I'm aware that many speaker manufacturers give this recommendation – because it's the only way to achieve a passably extended high-frequency response.
When it comes to reflections, it's not just the near-field reflections that count, but all reflections caused by all surfaces of the listening room. Near-field reflections have the most detrimental effect, as they interfer with the direct sound in a way that makes them indistinguishable from it. Later reflections are part of the ambiance as unavoidable – and partly wanted – contribution from the listening room, since you wouldn't want to enjoy your music in an anechoic chamber; it would sound unnatural and virtually inedible. This in contrast to listening to music on an open-air concert, even without reflection from a stage. I know what I'm talking about, since my own open-air gigs as a bass player were the highlights in my career as an active musician. Now what's the difference between an anechoic chamber and the free field? It's the residual reflections and resonances at low frequencies, which are extremely hard or actually impossible to completely eliminate. So why is the sonic experience in an anechoic chamber so unenjoyable, given that those low-frequency reflections are still magnitudes below those in a typical listening room? The cause is the extreme discrepancy in the frequency distrubution among the reflected sound.

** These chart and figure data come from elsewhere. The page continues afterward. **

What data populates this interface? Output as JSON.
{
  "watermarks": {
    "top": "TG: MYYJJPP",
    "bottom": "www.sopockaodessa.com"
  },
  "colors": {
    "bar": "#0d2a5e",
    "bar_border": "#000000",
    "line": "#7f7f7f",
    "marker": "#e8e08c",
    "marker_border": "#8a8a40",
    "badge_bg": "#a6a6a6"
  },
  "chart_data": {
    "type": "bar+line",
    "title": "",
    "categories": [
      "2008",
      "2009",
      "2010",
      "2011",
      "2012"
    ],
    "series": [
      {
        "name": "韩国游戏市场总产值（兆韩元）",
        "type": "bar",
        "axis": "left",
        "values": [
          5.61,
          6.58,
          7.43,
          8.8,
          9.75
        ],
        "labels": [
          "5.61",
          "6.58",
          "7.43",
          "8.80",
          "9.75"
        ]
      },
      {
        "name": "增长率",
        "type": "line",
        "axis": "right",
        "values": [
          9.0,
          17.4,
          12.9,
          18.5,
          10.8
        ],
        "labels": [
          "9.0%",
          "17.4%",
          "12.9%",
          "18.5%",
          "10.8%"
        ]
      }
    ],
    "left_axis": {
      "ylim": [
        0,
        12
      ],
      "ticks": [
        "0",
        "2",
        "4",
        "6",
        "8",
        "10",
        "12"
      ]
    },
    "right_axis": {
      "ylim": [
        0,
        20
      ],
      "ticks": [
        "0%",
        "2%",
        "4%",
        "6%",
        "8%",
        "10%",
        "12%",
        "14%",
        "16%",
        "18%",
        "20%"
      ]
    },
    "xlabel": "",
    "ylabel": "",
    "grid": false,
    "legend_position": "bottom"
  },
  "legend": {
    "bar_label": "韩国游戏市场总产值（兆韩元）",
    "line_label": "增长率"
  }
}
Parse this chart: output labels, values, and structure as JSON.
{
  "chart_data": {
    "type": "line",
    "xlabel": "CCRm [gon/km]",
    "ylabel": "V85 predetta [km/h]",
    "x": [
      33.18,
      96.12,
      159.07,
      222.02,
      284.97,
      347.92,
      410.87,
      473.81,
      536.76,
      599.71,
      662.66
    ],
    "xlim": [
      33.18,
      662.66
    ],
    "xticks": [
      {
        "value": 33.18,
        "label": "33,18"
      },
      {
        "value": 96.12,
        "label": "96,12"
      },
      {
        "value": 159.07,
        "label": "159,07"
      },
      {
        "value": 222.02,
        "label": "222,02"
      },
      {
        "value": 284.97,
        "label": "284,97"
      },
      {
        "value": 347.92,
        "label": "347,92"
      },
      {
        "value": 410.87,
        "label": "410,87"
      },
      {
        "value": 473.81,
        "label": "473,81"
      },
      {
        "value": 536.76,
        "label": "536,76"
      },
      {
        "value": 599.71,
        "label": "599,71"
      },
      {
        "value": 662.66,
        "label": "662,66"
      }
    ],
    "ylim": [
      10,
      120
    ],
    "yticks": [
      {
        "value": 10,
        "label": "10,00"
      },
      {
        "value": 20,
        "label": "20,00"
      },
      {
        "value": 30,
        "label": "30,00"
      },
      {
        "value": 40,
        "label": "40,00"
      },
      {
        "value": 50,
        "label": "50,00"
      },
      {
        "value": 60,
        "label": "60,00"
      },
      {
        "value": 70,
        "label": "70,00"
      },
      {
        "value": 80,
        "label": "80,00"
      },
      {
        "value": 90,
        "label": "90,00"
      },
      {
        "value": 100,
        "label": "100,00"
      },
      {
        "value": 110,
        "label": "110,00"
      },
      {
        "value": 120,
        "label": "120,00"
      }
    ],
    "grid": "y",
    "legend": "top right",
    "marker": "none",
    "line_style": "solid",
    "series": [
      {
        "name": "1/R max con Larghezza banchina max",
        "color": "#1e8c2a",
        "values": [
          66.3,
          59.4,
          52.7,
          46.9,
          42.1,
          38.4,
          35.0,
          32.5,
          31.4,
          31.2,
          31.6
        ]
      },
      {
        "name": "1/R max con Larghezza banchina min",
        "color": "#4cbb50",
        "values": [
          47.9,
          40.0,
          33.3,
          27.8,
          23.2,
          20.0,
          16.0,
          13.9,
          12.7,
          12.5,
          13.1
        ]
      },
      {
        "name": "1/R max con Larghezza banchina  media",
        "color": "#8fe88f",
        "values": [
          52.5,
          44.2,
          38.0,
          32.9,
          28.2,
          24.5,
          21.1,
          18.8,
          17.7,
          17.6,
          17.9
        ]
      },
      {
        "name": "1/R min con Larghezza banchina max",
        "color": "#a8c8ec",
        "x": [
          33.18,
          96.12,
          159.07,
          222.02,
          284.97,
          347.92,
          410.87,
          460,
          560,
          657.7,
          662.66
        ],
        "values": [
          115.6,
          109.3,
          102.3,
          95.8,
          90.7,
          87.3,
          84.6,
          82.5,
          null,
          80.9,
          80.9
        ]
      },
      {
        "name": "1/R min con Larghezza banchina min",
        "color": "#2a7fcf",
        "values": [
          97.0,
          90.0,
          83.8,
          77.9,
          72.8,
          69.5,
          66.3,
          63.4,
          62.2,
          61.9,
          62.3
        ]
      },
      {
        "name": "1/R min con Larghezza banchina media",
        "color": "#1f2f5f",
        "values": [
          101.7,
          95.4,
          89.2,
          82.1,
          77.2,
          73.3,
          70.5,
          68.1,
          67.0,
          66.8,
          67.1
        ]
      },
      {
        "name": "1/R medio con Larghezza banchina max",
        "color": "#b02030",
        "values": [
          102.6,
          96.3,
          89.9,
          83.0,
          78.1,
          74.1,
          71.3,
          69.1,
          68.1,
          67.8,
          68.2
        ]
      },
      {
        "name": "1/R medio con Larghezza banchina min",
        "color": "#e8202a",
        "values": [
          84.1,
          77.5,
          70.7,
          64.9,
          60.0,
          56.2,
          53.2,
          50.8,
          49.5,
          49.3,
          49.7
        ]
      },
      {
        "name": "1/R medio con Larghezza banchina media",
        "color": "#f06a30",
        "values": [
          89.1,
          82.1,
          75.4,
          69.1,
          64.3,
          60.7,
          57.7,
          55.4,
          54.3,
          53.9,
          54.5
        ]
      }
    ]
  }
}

Exactly the same results from the uneven dispersion pattern of typical speakers. At the upper end of each driver's frequency range it becomes narrower, especially noticeable with the tweeter – the main responsible for the toe-in recommendation. If you're familiar with electroacoustics, you may know that the theoretical ideal is an even dispersion of sound energy across the whole frequency spectrum – in all directions. Conventional speakers are far from this goal. In this context toe-in is necessary because of exactly this weakness – a drop-off of highest frequencies off axis – but toeing-in aggravates the discrepancy between reality and ideal, since those highest frequencies now are quasi projected towards the listener like a spotlight, while the off-axis sound in this frequency range is massively subdued, which leads to a speaker characteristic with «wet» low- and mid-frequencies and a continuously drier high-frequency reproduction (roughly spoken; in fact multiway speakers additionally suffer from [vertical] interferences between the drivers).
I'm absolutely aware that the resulting sound is kind of adapted as a «normal» speaker sound, and I agree (just like the majority of music listeners has adapted to the CD sound). But it's not optimal, and I'm trying to offer my experience as a former speaker builder who knows what's actually possible. Not toeing in your speakers is just a simple measure to avoid the worst-case scenario, ideally combined with active equalizing.
Logically near-field speakers suffer less from this problem, but in my experience it's nevertheless beneficial to avoid heavily uneven dispersion characteristics – and particularly large, reflective speaker baffles: the source of extremely harmful near-field reflections. Of course that doesn't just apply to the latter category.